The teams worked with Japanese artist and designer Fantasista Utamaro on the television spot, mixing animation and illustration to bring a world of arcade games, a sports fanatic’s bedroom and a J-Pop (Japanese pop) music video to life. Look out for the shop signs and logos that use pictograms originally designed for the Tokyo 1964 Olympics as well as a music video inspired by US gymnast Simone Biles. It’s set to original music from anime composer Kenji Kawai.

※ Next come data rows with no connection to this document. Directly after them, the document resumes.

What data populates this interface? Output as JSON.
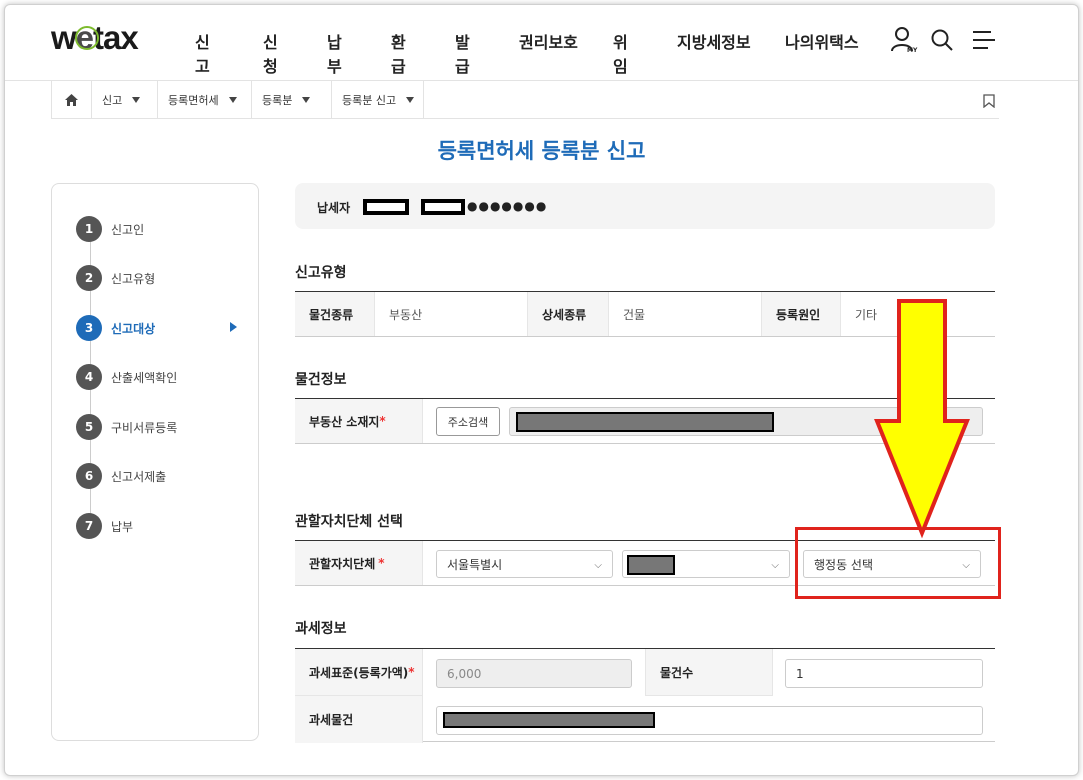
{
  "header": {
    "logo": "wetax",
    "logo_w": "w",
    "logo_e": "e",
    "logo_rest": "tax",
    "nav": [
      "신고",
      "신청",
      "납부",
      "환급",
      "발급",
      "권리보호",
      "위임",
      "지방세정보",
      "나의위택스"
    ],
    "my_label": "MY"
  },
  "breadcrumb": {
    "items": [
      "신고",
      "등록면허세",
      "등록분",
      "등록분 신고"
    ]
  },
  "page_title": "등록면허세 등록분 신고",
  "steps": [
    {
      "num": "1",
      "label": "신고인"
    },
    {
      "num": "2",
      "label": "신고유형"
    },
    {
      "num": "3",
      "label": "신고대상"
    },
    {
      "num": "4",
      "label": "산출세액확인"
    },
    {
      "num": "5",
      "label": "구비서류등록"
    },
    {
      "num": "6",
      "label": "신고서제출"
    },
    {
      "num": "7",
      "label": "납부"
    }
  ],
  "taxpayer": {
    "label": "납세자",
    "masked": "●●●●●●●"
  },
  "report_type": {
    "title": "신고유형",
    "kind_label": "물건종류",
    "kind_value": "부동산",
    "detail_label": "상세종류",
    "detail_value": "건물",
    "cause_label": "등록원인",
    "cause_value": "기타"
  },
  "property": {
    "title": "물건정보",
    "location_label": "부동산 소재지",
    "required": "*",
    "search_button": "주소검색"
  },
  "jurisdiction": {
    "title": "관할자치단체 선택",
    "label": "관할자치단체",
    "required": "*",
    "city": "서울특별시",
    "district_placeholder": "",
    "dong_placeholder": "행정동 선택"
  },
  "tax_info": {
    "title": "과세정보",
    "base_label": "과세표준(등록가액)",
    "required": "*",
    "base_value": "6,000",
    "count_label": "물건수",
    "count_value": "1",
    "object_label": "과세물건"
  },
  "colors": {
    "accent": "#1e6bb8",
    "annotation_red": "#e0231c",
    "annotation_yellow": "#ffff00"
  }
}
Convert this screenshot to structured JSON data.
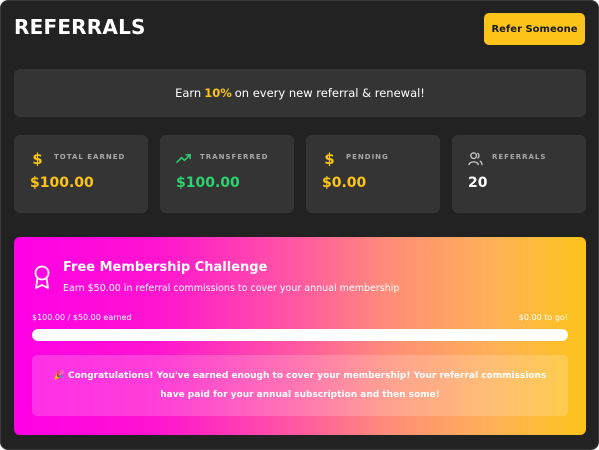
{
  "header": {
    "title": "REFERRALS",
    "refer_button_label": "Refer Someone"
  },
  "earn_banner": {
    "prefix": "Earn",
    "rate": "10%",
    "suffix": "on every new referral & renewal!"
  },
  "stats": [
    {
      "label": "TOTAL EARNED",
      "value": "$100.00",
      "icon": "dollar-icon",
      "value_color": "#fcc419"
    },
    {
      "label": "TRANSFERRED",
      "value": "$100.00",
      "icon": "trending-up-icon",
      "value_color": "#2bd46e"
    },
    {
      "label": "PENDING",
      "value": "$0.00",
      "icon": "dollar-icon",
      "value_color": "#fcc419"
    },
    {
      "label": "REFERRALS",
      "value": "20",
      "icon": "users-icon",
      "value_color": "#ffffff"
    }
  ],
  "challenge": {
    "title": "Free Membership Challenge",
    "subtitle": "Earn $50.00 in referral commissions to cover your annual membership",
    "progress_label": "$100.00 / $50.00 earned",
    "remaining_label": "$0.00 to go!",
    "progress_fraction": 1.0,
    "congrats_message": "🎉 Congratulations! You've earned enough to cover your membership! Your referral commissions have paid for your annual subscription and then some!"
  },
  "colors": {
    "accent": "#fcc419",
    "green": "#2bd46e",
    "background": "#222222",
    "card": "#343434"
  }
}
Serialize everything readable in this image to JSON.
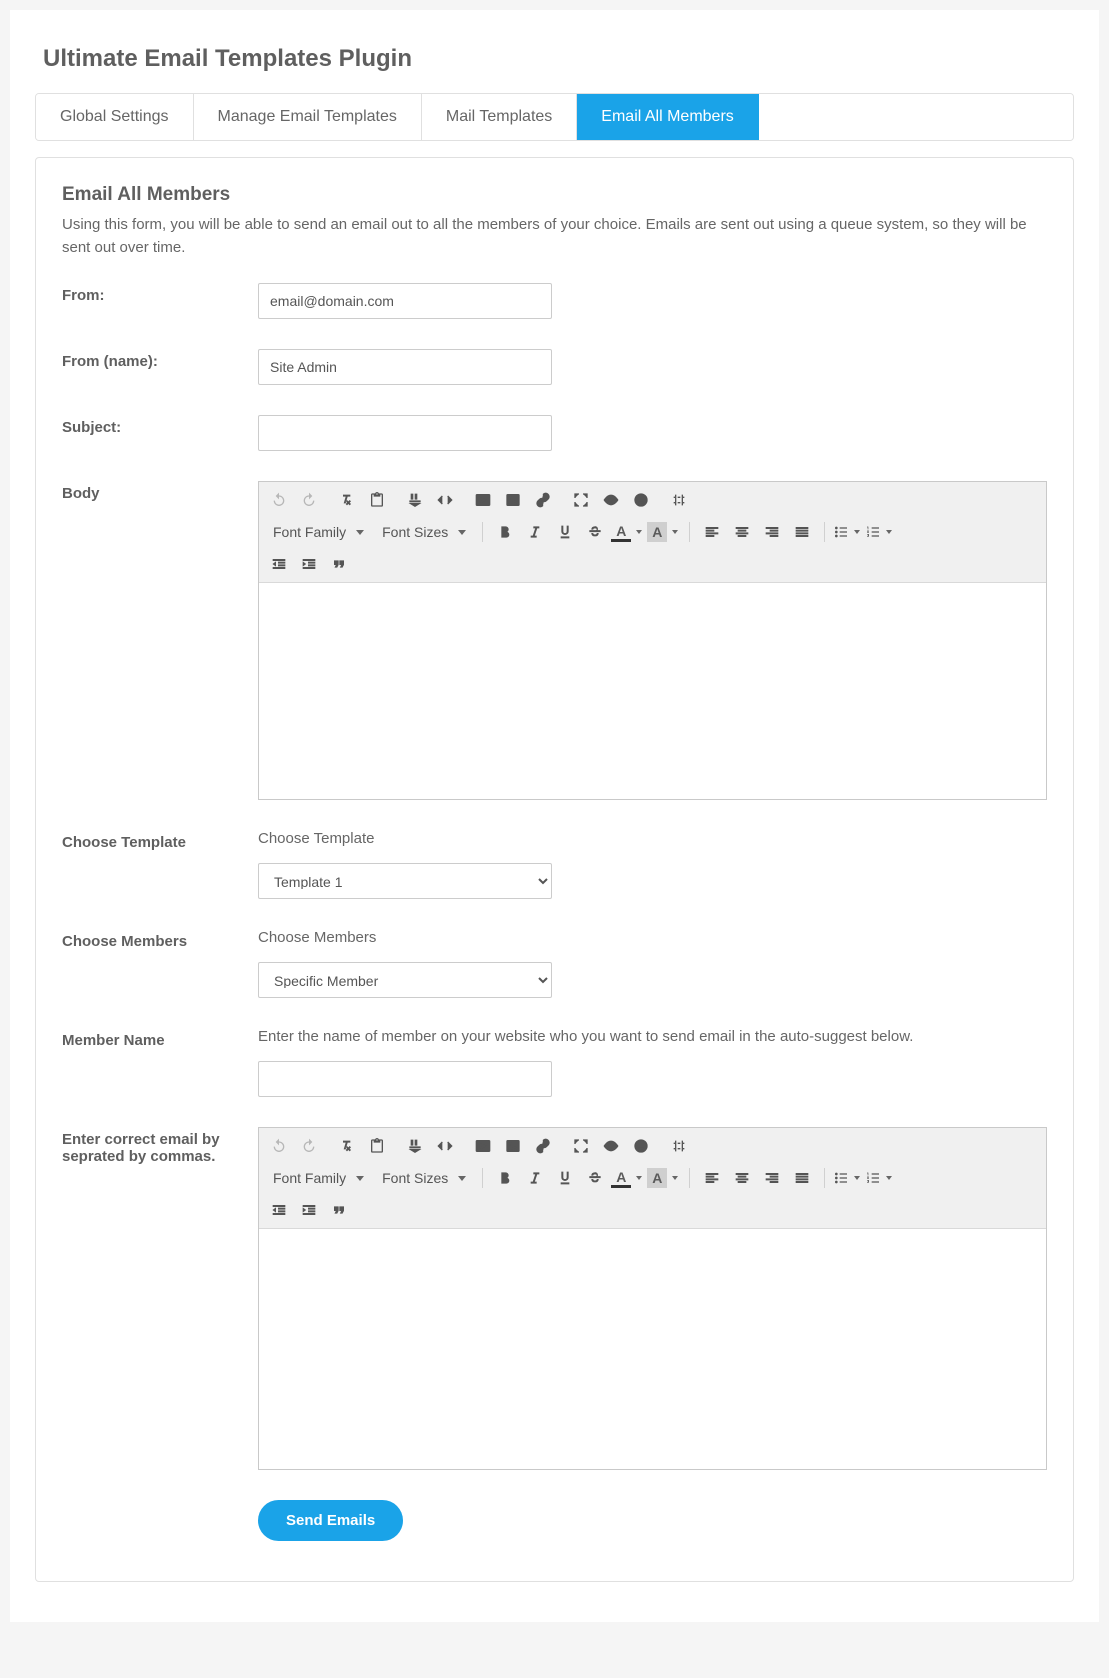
{
  "page_title": "Ultimate Email Templates Plugin",
  "tabs": [
    {
      "label": "Global Settings",
      "active": false
    },
    {
      "label": "Manage Email Templates",
      "active": false
    },
    {
      "label": "Mail Templates",
      "active": false
    },
    {
      "label": "Email All Members",
      "active": true
    }
  ],
  "section": {
    "title": "Email All Members",
    "desc": "Using this form, you will be able to send an email out to all the members of your choice. Emails are sent out using a queue system, so they will be sent out over time."
  },
  "form": {
    "from_label": "From:",
    "from_value": "email@domain.com",
    "from_name_label": "From (name):",
    "from_name_value": "Site Admin",
    "subject_label": "Subject:",
    "subject_value": "",
    "body_label": "Body",
    "template_label": "Choose Template",
    "template_helper": "Choose Template",
    "template_value": "Template 1",
    "members_label": "Choose Members",
    "members_helper": "Choose Members",
    "members_value": "Specific Member",
    "member_name_label": "Member Name",
    "member_name_helper": "Enter the name of member on your website who you want to send email in the auto-suggest below.",
    "member_name_value": "",
    "emails_label": "Enter correct email by seprated by commas.",
    "submit_label": "Send Emails"
  },
  "editor": {
    "font_family_label": "Font Family",
    "font_sizes_label": "Font Sizes"
  }
}
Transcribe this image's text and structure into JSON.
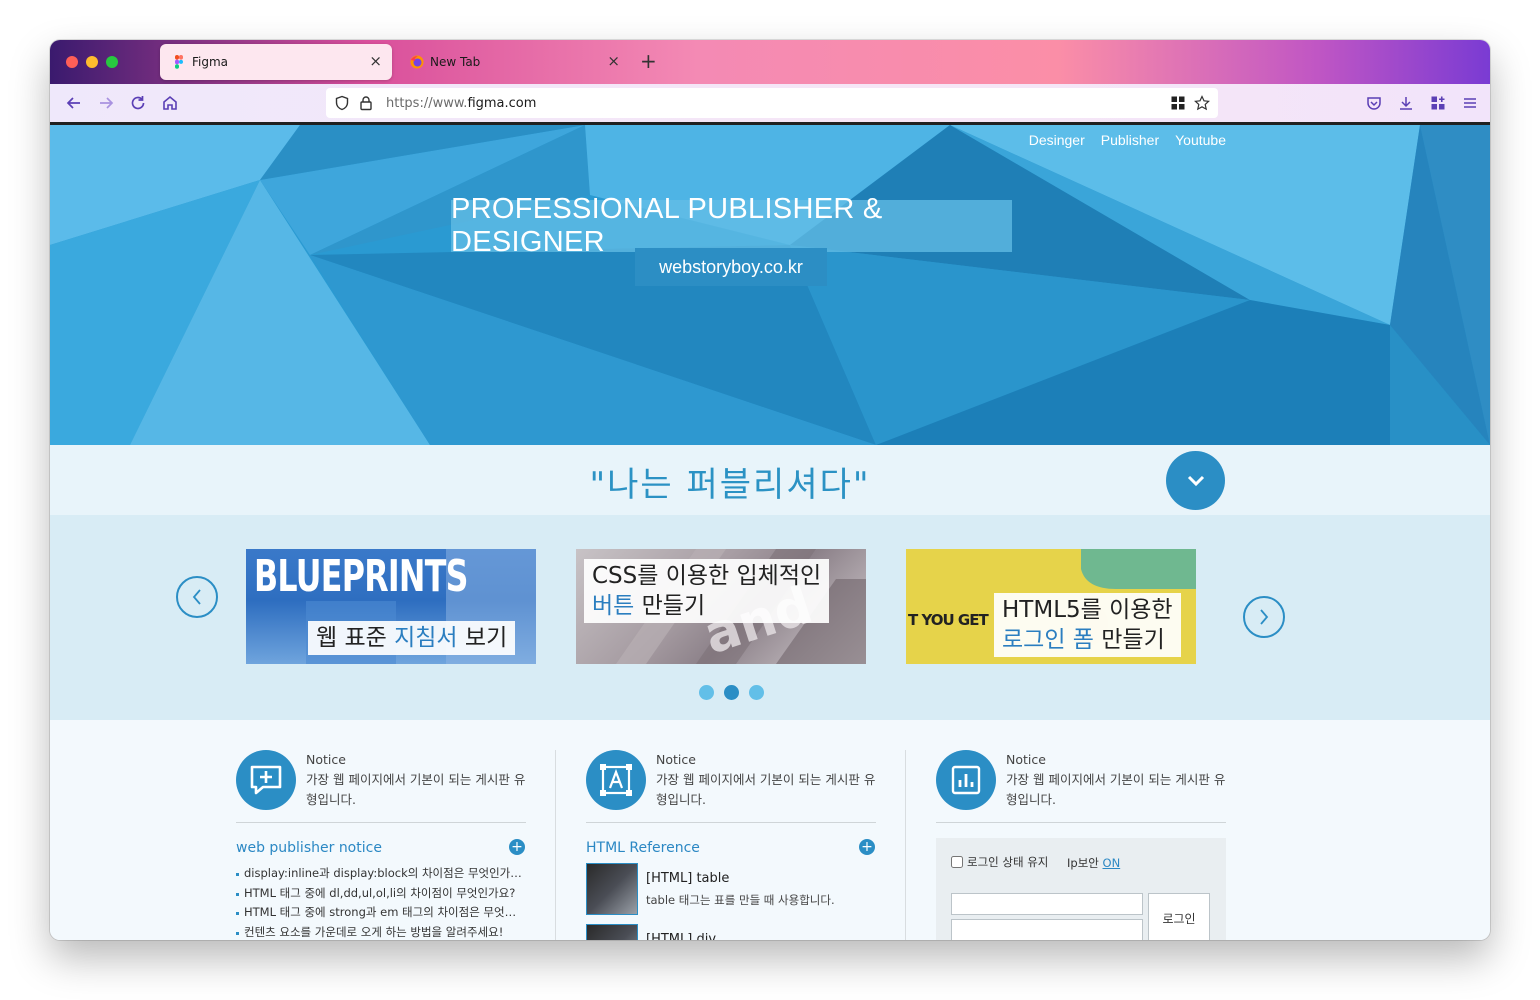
{
  "browser": {
    "tabs": [
      {
        "title": "Figma",
        "active": true,
        "icon": "figma-icon"
      },
      {
        "title": "New Tab",
        "active": false,
        "icon": "firefox-icon"
      }
    ],
    "url_prefix": "https://www.",
    "url_domain": "figma.com",
    "accent": "#5b3fb5"
  },
  "hero": {
    "nav": [
      "Desinger",
      "Publisher",
      "Youtube"
    ],
    "title": "PROFESSIONAL PUBLISHER & DESIGNER",
    "subtitle": "webstoryboy.co.kr"
  },
  "slogan": "\"나는 퍼블리셔다\"",
  "slider": {
    "cards": [
      {
        "image_text": "BLUEPRINTS",
        "caption_before": "웹 표준 ",
        "caption_highlight": "지침서",
        "caption_after": " 보기"
      },
      {
        "caption_line1": "CSS를 이용한 입체적인",
        "caption_highlight": "버튼",
        "caption_after": " 만들기"
      },
      {
        "image_text": "T YOU GET",
        "caption_line1": "HTML5를 이용한",
        "caption_highlight": "로그인 폼",
        "caption_after": " 만들기"
      }
    ],
    "dots": 3,
    "active_dot": 1
  },
  "columns": [
    {
      "head_title": "Notice",
      "head_desc": "가장 웹 페이지에서 기본이 되는 게시판 유형입니다.",
      "section_title": "web publisher notice",
      "items": [
        "display:inline과 display:block의 차이점은 무엇인가요?",
        "HTML 태그 중에 dl,dd,ul,ol,li의 차이점이 무엇인가요?",
        "HTML 태그 중에 strong과 em 태그의 차이점은 무엇인가요?",
        "컨텐츠 요소를 가운데로 오게 하는 방법을 알려주세요!"
      ]
    },
    {
      "head_title": "Notice",
      "head_desc": "가장 웹 페이지에서 기본이 되는 게시판 유형입니다.",
      "section_title": "HTML Reference",
      "refs": [
        {
          "title": "[HTML] table",
          "desc": "table 태그는 표를 만들 때 사용합니다."
        },
        {
          "title": "[HTML] div",
          "desc": ""
        }
      ]
    },
    {
      "head_title": "Notice",
      "head_desc": "가장 웹 페이지에서 기본이 되는 게시판 유형입니다.",
      "login": {
        "keep_label": "로그인 상태 유지",
        "ip_label": "Ip보안",
        "ip_state": "ON",
        "button_label": "로그인"
      }
    }
  ]
}
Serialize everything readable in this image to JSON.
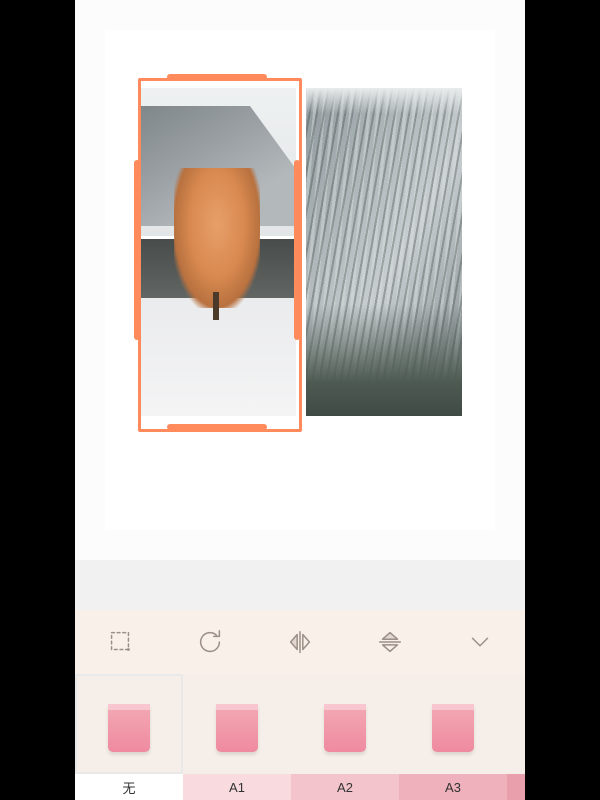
{
  "accent": "#ff8a5c",
  "canvas": {
    "frames": [
      {
        "selected": true,
        "kind": "autumn-tree"
      },
      {
        "selected": false,
        "kind": "snow-forest"
      }
    ]
  },
  "toolbar": {
    "icons": [
      "crop-icon",
      "rotate-icon",
      "flip-horizontal-icon",
      "flip-vertical-icon",
      "chevron-down-icon"
    ]
  },
  "filters": {
    "items": [
      {
        "id": "none",
        "label": "无",
        "selected": true,
        "tone": "pk0"
      },
      {
        "id": "a1",
        "label": "A1",
        "selected": false,
        "tone": "pk1"
      },
      {
        "id": "a2",
        "label": "A2",
        "selected": false,
        "tone": "pk2"
      },
      {
        "id": "a3",
        "label": "A3",
        "selected": false,
        "tone": "pk3"
      }
    ]
  }
}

Kits have been designed by a range of sports brands, though there’s an overall focus on sustainability. The torchbearers will wear uniforms made from recycled Coca-Cola bottles. The kit has been designed by Daisuke Obana and feature a chequered pattern reminiscent of the logo.
The debut of six sports – surfing, skateboarding, sport climbing, baseball, softball and karate – at Tokyo has also presented opportunities for uniform designers. Nike’s skateboarding kits for the US, Japan, France and Brazil play on the respective countries’ landscapes – a reference to the relationship between the environment and the act of skating, according to Nike’s design team.
Ben Sherman has designed the kit for Team GB’s opening and closing ceremonies. With visuals inspired by what athletes wore during the Tokyo 1964 Olympics, the new kits use organic cotton and bamboo viscose. Adidas has created the sports kits for Team GB, which features an abstract version of the Union Jack.